I appreciate the detailed post.
Actually i was dealing with figuring out if i could even run the ansible playbook against the netconf IP itself.
Due to the gateway OS onsite i couldnt run the upgrade script due to outdated PHP that i cannot upgrade. From it but I was able to run a playbook to do a basic netconf check which passed so i assume that is actually "do-able". So now Im trying to figure out why I cant run playbooks over jumphost for my srx..
I am not too worried about downtime, the usual way I run it is I would likely reboot secondary and then primary to ensure there are no HW issues and then run an upgrade on secondary and then primary then reboot the cluster. I have a lab i can test on prior to that as well.
As for transferring the files between the srx it seemed to me that the SCP module got deprecated for scp from srx or to srx, so theyre now recommending using ansible.netcommon.net_get/_put so that may be my way in. I had issues with that too so ill need to do some more research on it.
So my current dilemma seems to be my jumphost and netconf and then I can most likely run the regular upgrade module, I just need to see if i can change the upgrade portion so that it is a manual process to perform on the cluster.
Original Message:
Sent: 06-15-2024 13:32
From: asharp
Subject: SRX Upgrade HA Chassis
Since I was using a combination of Ansible, PyEz scripts and Juniper Ansible modules, the requirement for that was that the SRX have NETCONF enabled. That as far as I can recall was the only pre-requisite that we had for the SRX.
Well the ansible playbook was just launched from a suitable workstation, for my testing/development I was using a Mac, the customer was using whatever host they wanted to use, I guess it would have been a linux host of some description. For development purposes I was using vSRX3.0 in a cluster running from a Windows10 desktop, and the customer was running it against a mixture of physical SRX and vSRX deployed on some setup that they had, can't recall all the details now as this was a project that I worked on two years ago now.
All comms for that particular project was just to the master-only address assigned to fxp0, so it only had connectivity to the primary node whichever that happened to be. Obviously we tested and ran the playbooks against a number of clusters both physical and virtual and from the playbook perspective it didn't care which node that it was talking to, since whichever node it was, it was going to be the primary node.

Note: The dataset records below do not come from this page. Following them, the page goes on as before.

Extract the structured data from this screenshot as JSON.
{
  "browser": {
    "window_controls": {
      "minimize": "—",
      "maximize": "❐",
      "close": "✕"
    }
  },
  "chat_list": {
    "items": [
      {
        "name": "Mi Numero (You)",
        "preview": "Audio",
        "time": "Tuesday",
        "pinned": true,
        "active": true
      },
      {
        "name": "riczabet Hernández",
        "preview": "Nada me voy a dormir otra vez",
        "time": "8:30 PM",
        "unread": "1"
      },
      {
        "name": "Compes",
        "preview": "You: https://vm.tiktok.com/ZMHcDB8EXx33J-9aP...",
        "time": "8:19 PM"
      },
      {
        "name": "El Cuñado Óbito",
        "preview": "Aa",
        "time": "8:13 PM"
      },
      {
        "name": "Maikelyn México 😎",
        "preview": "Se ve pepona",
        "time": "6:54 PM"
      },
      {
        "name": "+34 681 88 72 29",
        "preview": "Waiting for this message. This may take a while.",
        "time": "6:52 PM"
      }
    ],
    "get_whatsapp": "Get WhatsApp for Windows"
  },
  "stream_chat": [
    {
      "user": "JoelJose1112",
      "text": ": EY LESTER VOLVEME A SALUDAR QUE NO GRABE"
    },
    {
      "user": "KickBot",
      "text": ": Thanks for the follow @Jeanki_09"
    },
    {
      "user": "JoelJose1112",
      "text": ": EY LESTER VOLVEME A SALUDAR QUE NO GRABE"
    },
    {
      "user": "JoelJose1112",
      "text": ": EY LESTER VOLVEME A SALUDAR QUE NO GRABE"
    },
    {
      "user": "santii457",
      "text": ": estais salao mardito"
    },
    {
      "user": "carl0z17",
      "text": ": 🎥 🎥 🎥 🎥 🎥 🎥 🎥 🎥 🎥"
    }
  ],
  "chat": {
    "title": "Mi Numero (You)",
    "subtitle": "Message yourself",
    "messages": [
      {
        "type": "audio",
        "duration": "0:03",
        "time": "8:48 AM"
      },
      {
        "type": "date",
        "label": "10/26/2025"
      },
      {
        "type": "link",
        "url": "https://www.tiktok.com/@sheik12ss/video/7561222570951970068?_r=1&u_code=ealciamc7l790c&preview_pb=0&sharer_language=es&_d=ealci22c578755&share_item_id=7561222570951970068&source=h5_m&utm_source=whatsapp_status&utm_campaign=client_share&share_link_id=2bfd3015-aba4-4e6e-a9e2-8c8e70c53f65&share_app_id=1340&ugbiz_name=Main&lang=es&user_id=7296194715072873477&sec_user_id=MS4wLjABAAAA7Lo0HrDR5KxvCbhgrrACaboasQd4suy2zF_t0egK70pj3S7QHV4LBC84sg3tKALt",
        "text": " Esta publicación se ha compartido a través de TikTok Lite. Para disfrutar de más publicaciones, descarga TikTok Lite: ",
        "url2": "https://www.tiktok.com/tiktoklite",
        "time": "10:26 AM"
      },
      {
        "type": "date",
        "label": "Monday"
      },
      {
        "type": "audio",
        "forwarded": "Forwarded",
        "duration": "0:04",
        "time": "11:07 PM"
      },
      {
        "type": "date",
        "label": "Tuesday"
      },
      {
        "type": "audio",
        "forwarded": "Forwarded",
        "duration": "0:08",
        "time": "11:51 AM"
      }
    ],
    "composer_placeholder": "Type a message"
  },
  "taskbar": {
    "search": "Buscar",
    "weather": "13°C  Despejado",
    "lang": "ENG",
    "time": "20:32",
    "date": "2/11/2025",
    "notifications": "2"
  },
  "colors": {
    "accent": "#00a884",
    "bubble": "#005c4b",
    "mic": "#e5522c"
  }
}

Now, I must say again, that this particular project was always going to involve at some point both nodes being rebooted close together, we couldn't isolate the nodes because we did not have connectivity to the secondary node, only to the primary node. So we were unable to follow the approach of a "minimal down-time", since we could not break the connectivity between the nodes as that would then mean that we had no way to reach the secondary node.
So what upgrade approach are you looking to perform? Are you trying to perform a minimal down-time upgrade? Or do you not care about failover and the like and just want to upgrade both nodes and reboot the entire cluster afterwards which will mean that the cluster will be offline for a few minutes?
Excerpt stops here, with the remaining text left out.